Peru introduces the “Education for Employment” area in the full school day of secondary schools.

The technical standards that regulate the area were supported by the European Union's EUROsociAL Programme.

In Peru, adolescents under 18 years of age represent 35% of the country's total population and constitute the generation that will be entering the job market in coming years. Therefore it is important to recognise and strengthen secondary education to train young people capable of facing the demands and opportunities they will encounter in their future. Similarly, there is a need for greater opportunities for adolescents to continue their vocational training or enter the job market.

In this context, the Ministry of Education has proposed the Full School Day, a educational service model that seeks to improve quality by expanding learning opportunities for students at public secondary schools through the addition of another ten hours of teaching to the current curriculum. Implementation of the proposal will start in March 2015 at 1,000 public schools in all regions.

The Full School Day curriculum will dedicate more time to areas such as Mathematics, English, and Vocational Training, among other subjects.

The latter has been reformulated thanks to the support of the Education area of the European Union's EUROsociAL Programme through technical assistance provided by a Mexican expert. This made it possible to define the standards to be used to govern it.

There will be two guiding criteria for Education for Work:

  1. Development of socio-emotional skills.
  2. Specific technical training oriented towards demand in the job market, prioritising training on the use of ICTs and computer applications.
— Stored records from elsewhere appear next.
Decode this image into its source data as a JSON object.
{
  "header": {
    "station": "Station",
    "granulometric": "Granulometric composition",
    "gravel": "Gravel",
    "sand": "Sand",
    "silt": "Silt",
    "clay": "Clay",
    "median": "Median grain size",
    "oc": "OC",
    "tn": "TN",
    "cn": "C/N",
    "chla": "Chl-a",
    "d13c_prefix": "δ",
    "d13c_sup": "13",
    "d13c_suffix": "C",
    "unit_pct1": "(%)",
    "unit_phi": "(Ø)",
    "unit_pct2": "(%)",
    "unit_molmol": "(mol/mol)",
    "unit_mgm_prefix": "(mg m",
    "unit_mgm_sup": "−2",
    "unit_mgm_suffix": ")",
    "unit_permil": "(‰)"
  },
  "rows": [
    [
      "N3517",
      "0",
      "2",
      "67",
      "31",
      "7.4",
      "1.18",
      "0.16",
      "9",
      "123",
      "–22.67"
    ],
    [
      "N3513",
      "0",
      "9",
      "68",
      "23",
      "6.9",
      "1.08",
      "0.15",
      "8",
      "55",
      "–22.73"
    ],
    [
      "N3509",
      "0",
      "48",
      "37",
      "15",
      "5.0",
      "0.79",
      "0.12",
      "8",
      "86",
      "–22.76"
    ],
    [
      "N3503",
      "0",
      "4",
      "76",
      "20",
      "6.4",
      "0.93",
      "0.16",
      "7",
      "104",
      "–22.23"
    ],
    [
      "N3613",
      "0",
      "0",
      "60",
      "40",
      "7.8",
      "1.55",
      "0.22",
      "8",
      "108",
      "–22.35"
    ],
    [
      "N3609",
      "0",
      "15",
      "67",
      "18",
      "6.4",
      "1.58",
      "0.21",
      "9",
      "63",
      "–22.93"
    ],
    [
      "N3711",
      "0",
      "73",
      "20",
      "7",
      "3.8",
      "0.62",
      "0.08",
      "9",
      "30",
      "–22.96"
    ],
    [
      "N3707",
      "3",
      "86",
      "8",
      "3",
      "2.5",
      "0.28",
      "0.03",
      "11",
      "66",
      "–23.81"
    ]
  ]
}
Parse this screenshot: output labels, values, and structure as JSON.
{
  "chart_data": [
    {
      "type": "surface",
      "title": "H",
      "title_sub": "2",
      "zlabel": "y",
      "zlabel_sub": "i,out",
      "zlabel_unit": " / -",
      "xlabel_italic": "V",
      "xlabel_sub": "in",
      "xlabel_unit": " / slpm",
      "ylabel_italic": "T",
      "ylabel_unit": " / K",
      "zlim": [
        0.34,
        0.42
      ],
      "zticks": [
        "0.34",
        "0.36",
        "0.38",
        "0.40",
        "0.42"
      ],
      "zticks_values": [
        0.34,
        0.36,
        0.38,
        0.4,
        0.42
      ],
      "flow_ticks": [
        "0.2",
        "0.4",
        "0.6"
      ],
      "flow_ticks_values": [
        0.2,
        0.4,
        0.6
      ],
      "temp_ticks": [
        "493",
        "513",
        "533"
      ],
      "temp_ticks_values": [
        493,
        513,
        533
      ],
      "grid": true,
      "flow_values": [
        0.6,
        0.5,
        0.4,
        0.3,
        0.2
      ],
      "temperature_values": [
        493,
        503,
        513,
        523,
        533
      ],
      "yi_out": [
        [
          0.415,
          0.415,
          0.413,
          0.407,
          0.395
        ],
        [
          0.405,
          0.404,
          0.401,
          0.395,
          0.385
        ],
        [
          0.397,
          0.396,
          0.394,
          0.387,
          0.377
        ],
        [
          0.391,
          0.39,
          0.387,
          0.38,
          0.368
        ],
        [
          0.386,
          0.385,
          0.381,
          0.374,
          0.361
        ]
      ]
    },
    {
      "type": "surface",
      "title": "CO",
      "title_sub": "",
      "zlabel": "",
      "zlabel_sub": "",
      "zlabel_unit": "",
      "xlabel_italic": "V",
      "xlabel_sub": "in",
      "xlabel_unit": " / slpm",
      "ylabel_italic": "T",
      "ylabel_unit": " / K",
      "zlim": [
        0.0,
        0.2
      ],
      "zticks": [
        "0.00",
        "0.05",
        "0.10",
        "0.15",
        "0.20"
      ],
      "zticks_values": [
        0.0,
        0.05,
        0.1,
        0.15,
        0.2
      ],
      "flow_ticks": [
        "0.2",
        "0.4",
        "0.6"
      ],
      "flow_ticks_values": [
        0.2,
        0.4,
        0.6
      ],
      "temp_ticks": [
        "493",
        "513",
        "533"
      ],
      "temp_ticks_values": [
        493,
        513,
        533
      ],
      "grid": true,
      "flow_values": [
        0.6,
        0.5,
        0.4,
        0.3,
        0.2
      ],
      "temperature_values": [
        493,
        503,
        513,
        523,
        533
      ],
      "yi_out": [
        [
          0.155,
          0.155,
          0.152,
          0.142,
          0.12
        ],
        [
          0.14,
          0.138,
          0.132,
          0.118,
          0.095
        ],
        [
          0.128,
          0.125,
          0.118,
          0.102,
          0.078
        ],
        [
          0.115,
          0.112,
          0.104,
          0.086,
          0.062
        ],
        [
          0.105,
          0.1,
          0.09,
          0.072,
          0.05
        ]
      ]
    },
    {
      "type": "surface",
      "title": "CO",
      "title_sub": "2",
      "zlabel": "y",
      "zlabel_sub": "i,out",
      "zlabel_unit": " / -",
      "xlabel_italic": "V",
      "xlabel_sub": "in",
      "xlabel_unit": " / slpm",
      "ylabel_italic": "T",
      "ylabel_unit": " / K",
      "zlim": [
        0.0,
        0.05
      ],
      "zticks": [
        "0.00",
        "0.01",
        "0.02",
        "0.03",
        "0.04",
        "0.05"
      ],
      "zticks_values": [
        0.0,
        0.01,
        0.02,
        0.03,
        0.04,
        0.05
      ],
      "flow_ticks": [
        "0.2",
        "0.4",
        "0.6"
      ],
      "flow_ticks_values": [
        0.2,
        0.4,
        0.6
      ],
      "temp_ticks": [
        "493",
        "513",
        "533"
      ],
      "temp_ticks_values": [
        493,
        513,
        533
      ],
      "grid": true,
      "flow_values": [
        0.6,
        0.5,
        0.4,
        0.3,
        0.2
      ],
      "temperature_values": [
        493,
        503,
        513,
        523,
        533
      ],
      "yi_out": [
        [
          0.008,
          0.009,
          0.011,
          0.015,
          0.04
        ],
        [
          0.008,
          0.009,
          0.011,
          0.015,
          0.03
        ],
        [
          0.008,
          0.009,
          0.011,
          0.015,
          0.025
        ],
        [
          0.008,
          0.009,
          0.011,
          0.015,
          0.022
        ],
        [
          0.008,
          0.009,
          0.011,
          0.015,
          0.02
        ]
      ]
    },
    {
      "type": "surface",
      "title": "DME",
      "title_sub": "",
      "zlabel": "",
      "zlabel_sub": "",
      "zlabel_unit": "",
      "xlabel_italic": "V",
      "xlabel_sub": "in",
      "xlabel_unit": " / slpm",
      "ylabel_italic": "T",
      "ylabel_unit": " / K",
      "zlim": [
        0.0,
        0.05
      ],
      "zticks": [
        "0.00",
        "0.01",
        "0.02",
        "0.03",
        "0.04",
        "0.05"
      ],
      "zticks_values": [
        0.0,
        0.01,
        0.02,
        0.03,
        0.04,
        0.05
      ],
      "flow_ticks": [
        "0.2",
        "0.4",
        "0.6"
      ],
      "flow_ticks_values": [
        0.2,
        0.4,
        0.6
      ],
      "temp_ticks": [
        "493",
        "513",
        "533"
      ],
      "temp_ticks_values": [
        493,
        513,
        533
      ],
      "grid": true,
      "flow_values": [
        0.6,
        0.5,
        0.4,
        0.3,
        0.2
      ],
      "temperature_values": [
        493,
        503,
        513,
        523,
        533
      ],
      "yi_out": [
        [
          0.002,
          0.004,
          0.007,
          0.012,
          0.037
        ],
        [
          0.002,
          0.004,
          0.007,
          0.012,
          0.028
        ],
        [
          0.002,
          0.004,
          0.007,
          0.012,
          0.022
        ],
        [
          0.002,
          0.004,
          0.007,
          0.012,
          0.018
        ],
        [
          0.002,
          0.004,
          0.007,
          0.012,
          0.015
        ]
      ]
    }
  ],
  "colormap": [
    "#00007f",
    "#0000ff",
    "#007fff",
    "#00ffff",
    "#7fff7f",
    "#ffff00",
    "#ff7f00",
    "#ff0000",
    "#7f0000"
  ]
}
For the first criterion, teachers will have to consider the use of teaching-learning strategies that make it possible to experience and develop socio-emotional skills in an integrated manner, giving priority to the development of skills for adapting to change, cooperative work, emotional self-regulation, tolerance, and perseverance. For the second, priority will be given to training modules related to skills that will give students a comprehensive vision of an area's activity or occupational speciality, understand productive processes, and contribute to these processes by applying scientific, technological and artistic knowledge.

Skills for using ICTs and performing "green" activities that respect the environment and utilise socially responsible resources will also be developed.